Go Back   nV News Forums > Linux Support Forums > NVIDIA Linux

Newegg Daily Deals

Reply
 
Thread Tools
Old 01-16-07, 10:33 AM   #1
baswesterbaan
Registered User
 
Join Date: Jan 2007
Posts: 11
Default kernel page fault on modprobe of 9746's nvidia.ko

When I modprobe the nvidia module it kernel-page-faults on ffffffff6d723538 in os_get_cpu_frequency+0xb.
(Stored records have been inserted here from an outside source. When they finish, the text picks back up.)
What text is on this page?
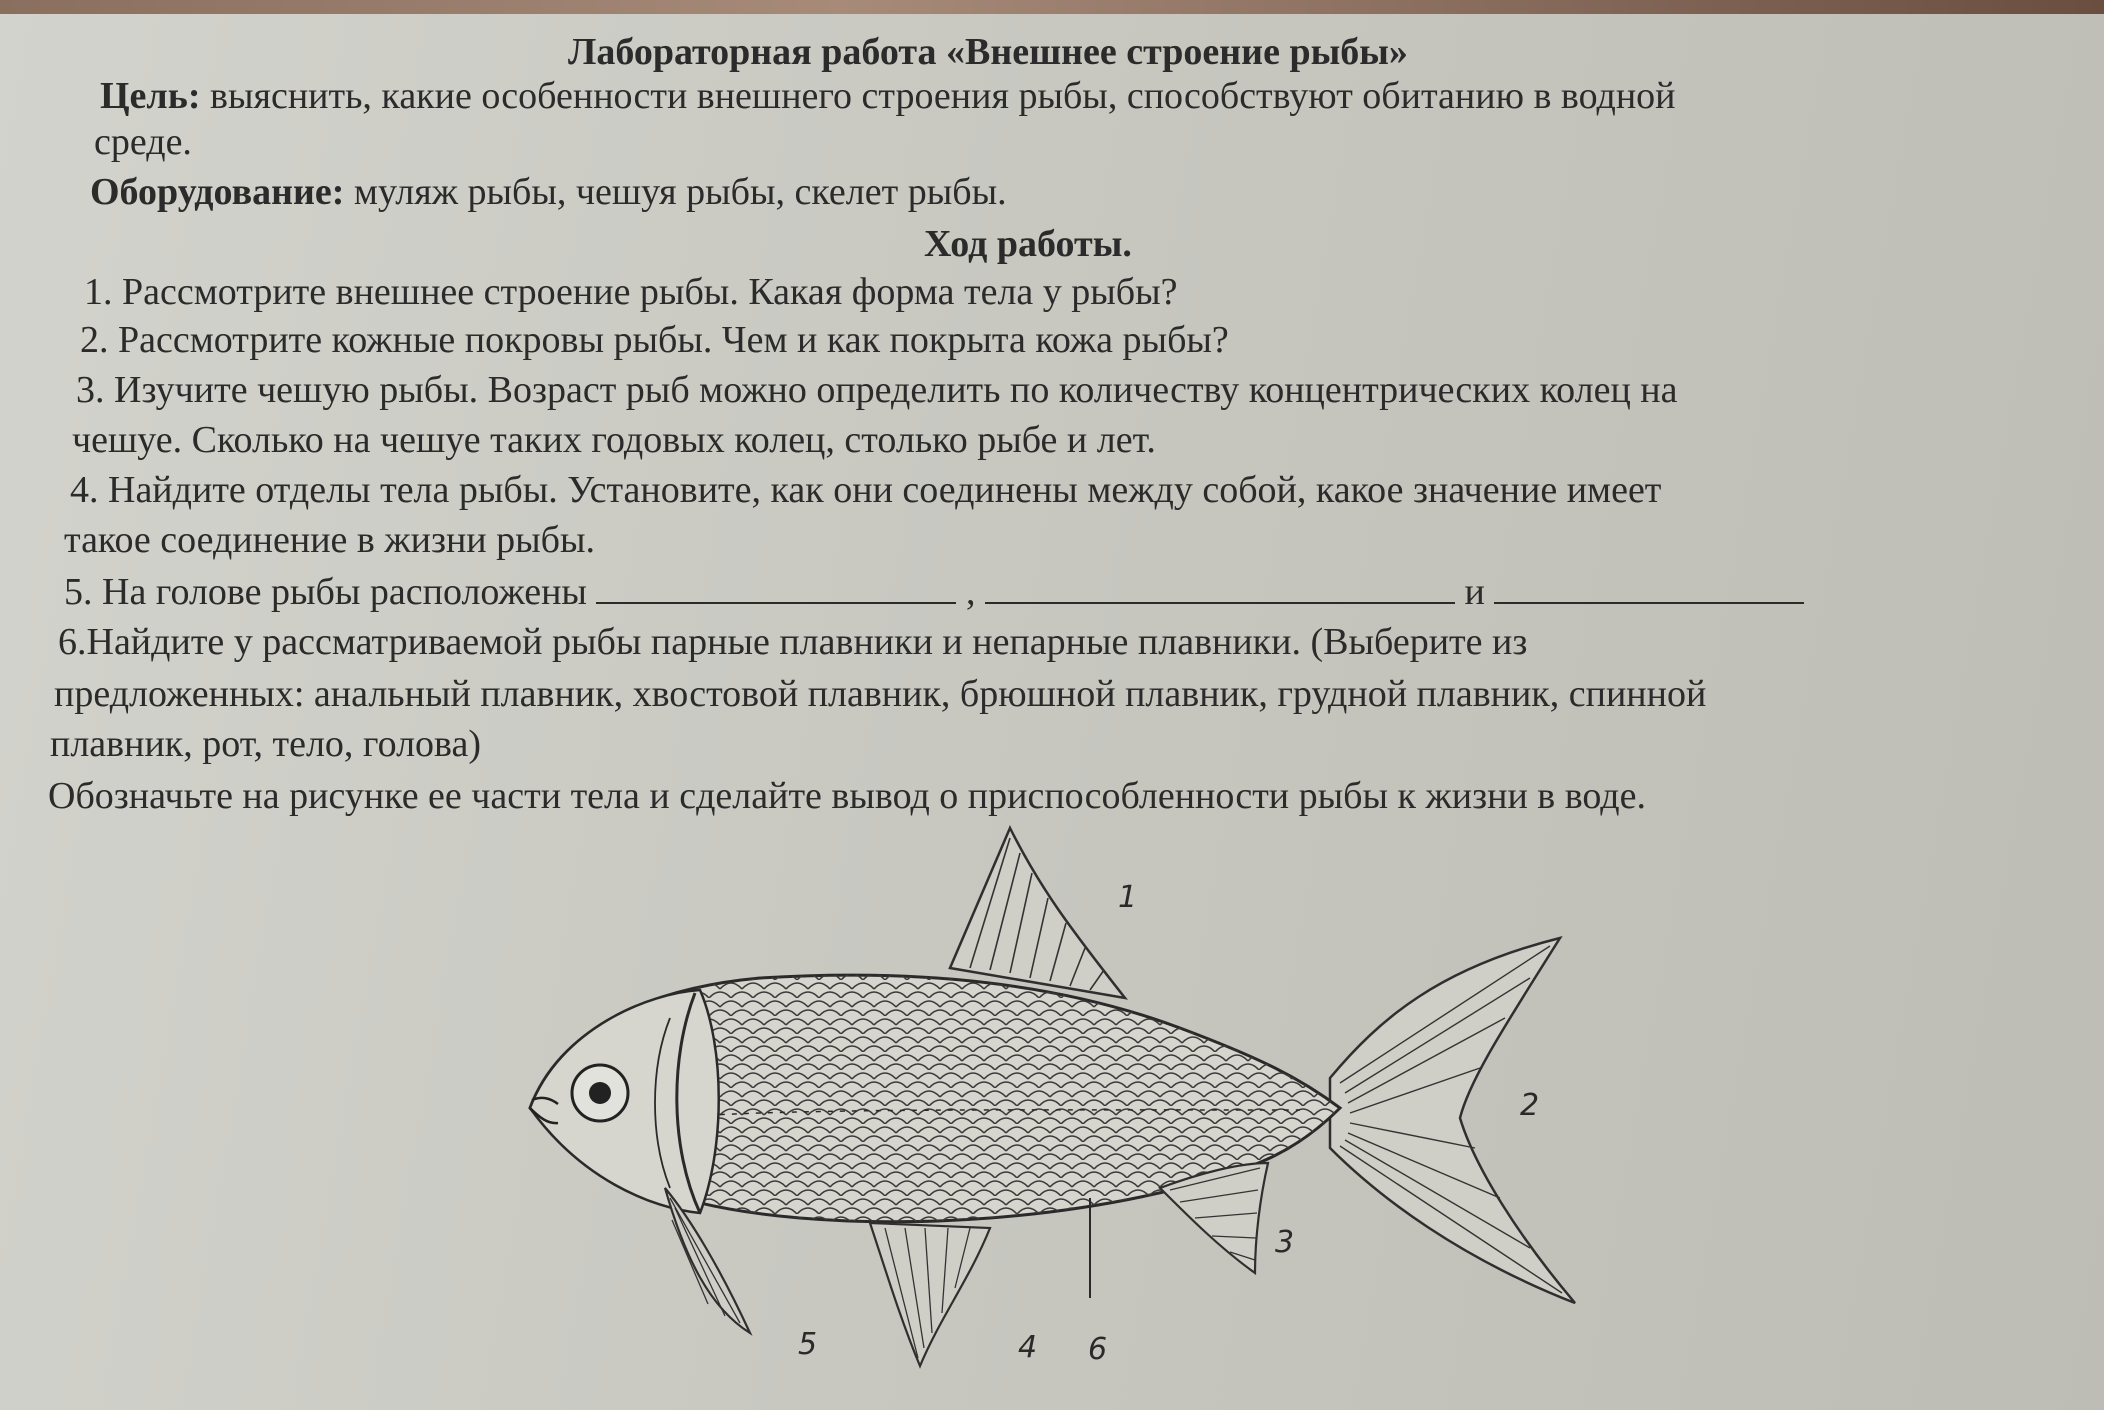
Лабораторная работа «Внешнее строение рыбы»
Цель: выяснить, какие особенности внешнего строения рыбы, способствуют обитанию в водной
среде.
Оборудование: муляж рыбы, чешуя рыбы, скелет рыбы.
Ход работы.
1. Рассмотрите внешнее строение рыбы. Какая форма тела у рыбы?
2. Рассмотрите кожные покровы рыбы. Чем и как покрыта кожа рыбы?
3. Изучите чешую рыбы. Возраст рыб можно определить по количеству концентрических колец на
чешуе. Сколько на чешуе таких годовых колец, столько рыбе и лет.
4. Найдите отделы тела рыбы. Установите, как они соединены между собой, какое значение имеет
такое соединение в жизни рыбы.
5. На голове рыбы расположены	,	и
6.Найдите у рассматриваемой рыбы парные плавники и непарные плавники. (Выберите из
предложенных: анальный плавник, хвостовой плавник, брюшной плавник, грудной плавник, спинной
плавник, рот, тело, голова)
Обозначьте на рисунке ее части тела и сделайте вывод о приспособленности рыбы к жизни в воде.
1
2
3
4
5	6
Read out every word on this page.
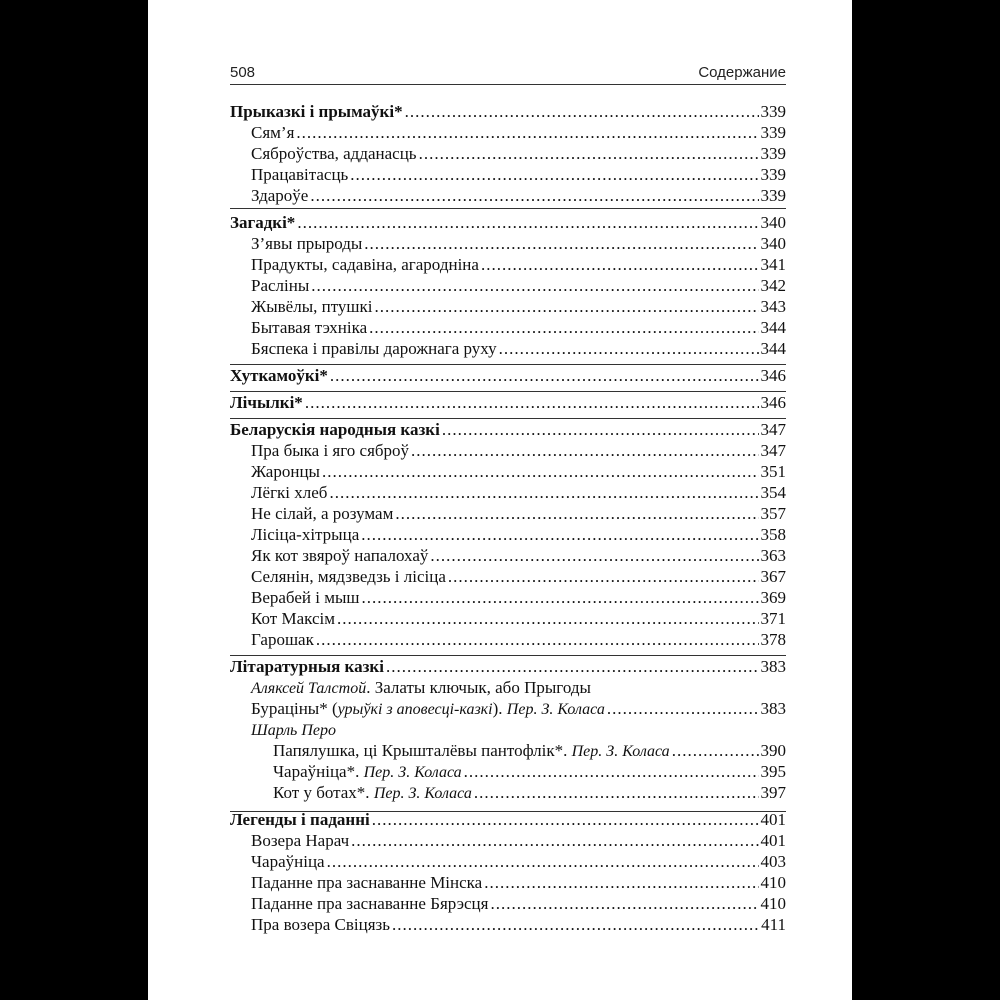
508	Содержание
Прыказкі і прымаўкі* .....	339
Сям’я .....	339
Сяброўства, адданасць .....	339
Працавітасць .....	339
Здароўе .....	339
Загадкі* .....	340
З’явы прыроды .....	340
Прадукты, садавіна, агародніна .....	341
Расліны .....	342
Жывёлы, птушкі .....	343
Бытавая тэхніка .....	344
Бяспека і правілы дарожнага руху .....	344
Хуткамоўкі* .....	346
Лічылкі* .....	346
Беларускія народныя казкі .....	347
Пра быка і яго сяброў .....	347
Жаронцы .....	351
Лёгкі хлеб .....	354
Не сілай, а розумам .....	357
Лісіца-хітрыца .....	358
Як кот звяроў напалохаў .....	363
Селянін, мядзведзь і лісіца .....	367
Верабей і мыш .....	369
Кот Максім .....	371
Гарошак .....	378
Літаратурныя казкі .....	383
Аляксей Талстой. Залаты ключык, або Прыгоды
Бураціны* (урыўкі з аповесці-казкі). Пер. З. Коласа .....	383
Шарль Перо
Папялушка, ці Крышталёвы пантофлік*. Пер. З. Коласа .....	390
Чараўніца*. Пер. З. Коласа .....	395
Кот у ботах*. Пер. З. Коласа .....	397
Легенды і паданні .....	401
Возера Нарач .....	401
Чараўніца .....	403
Паданне пра заснаванне Мінска .....	410
Паданне пра заснаванне Бярэсця .....	410
Пра возера Свіцязь .....	411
From dmesg:

Code:
Unable to handle kernel paging request at ffffffff6d723538 RIP: 
 [<ffffffff6d723538>]
PGD 203027 PUD 0 
Oops: 0010 [1] PREEMPT SMP 
CPU 0 
Modules linked in: nvidia(P) bcraid
Pid: 7028, comm: modprobe Tainted: P      2.6.19-gentoo-r4 #1
RIP: 0010:[<ffffffff6d723538>]  [<ffffffff6d723538>]
RSP: 0018:ffff81003b25de40  EFLAGS: 00010296
RAX: 0000000000181b00 RBX: ffff81003b25de98 RCX: 00000000078bfbff
RDX: 0000000000181100 RSI: 0000000000000001 RDI: ffff81003ddef000
RBP: ffff81003ddef000 R08: ffff81003b25de8c R09: ffff81003b25de88
R10: 0000000000000002 R11: 0000000000000001 R12: ffffffff88848380
R13: 00002ae561bda010 R14: 00000000005080f8 R15: 00002ae561bda010
FS:  00002ae561bd8ae0(0000) GS:ffffffff80691000(0000) knlGS:0000000000000000
CS:  0010 DS: 0000 ES: 0000 CR0: 000000008005003b
CR2: ffffffff6d723538 CR3: 000000003bdf7000 CR4: 00000000000006e0
Process modprobe (pid: 7028, threadinfo ffff81003b25c000, task ffff81003df1f880)
Stack:  ffffffff88426e17 0000000000000286 ffff81003b25de98 ffff81003ddef000
 ffffffff88119bbd ffff81003b25de98 ffffffff88104316 ffff81003b25de90
 0000000000003200 0000080000000000 00000f5a078bfbff 69746e6568747541
Call Trace:
 [<ffffffff88426e17>] :nvidia:os_get_cpu_frequency+0xb/0x44
 [<ffffffff88119bbd>] :nvidia:_nv003359rm+0x9/0xe
 [<ffffffff88104316>] :nvidia:_nv002562rm+0x1f6/0x362
 [<ffffffff881079ce>] :nvidia:_nv002556rm+0x80/0xa6
 [<ffffffff88122751>] :nvidia:rm_init_rm+0x9/0xe
 [<ffffffff8884e0e3>] :nvidia:nvidia_init_module+0xe3/0x7aa
 [<ffffffff802215cf>] __up_read+0x13/0x8a
 [<ffffffff8029aa76>] sys_init_module+0xaf/0x227
 [<ffffffff8025ba1e>] system_call+0x7e/0x83


Code:  Bad RIP value.
RIP  [<ffffffff6d723538>]
 RSP <ffff81003b25de40>
CR2: ffffffff6d723538
I do experience similar problems with 9742, but not with 9631 (which randomly crashes though, that's the reason I upgraded).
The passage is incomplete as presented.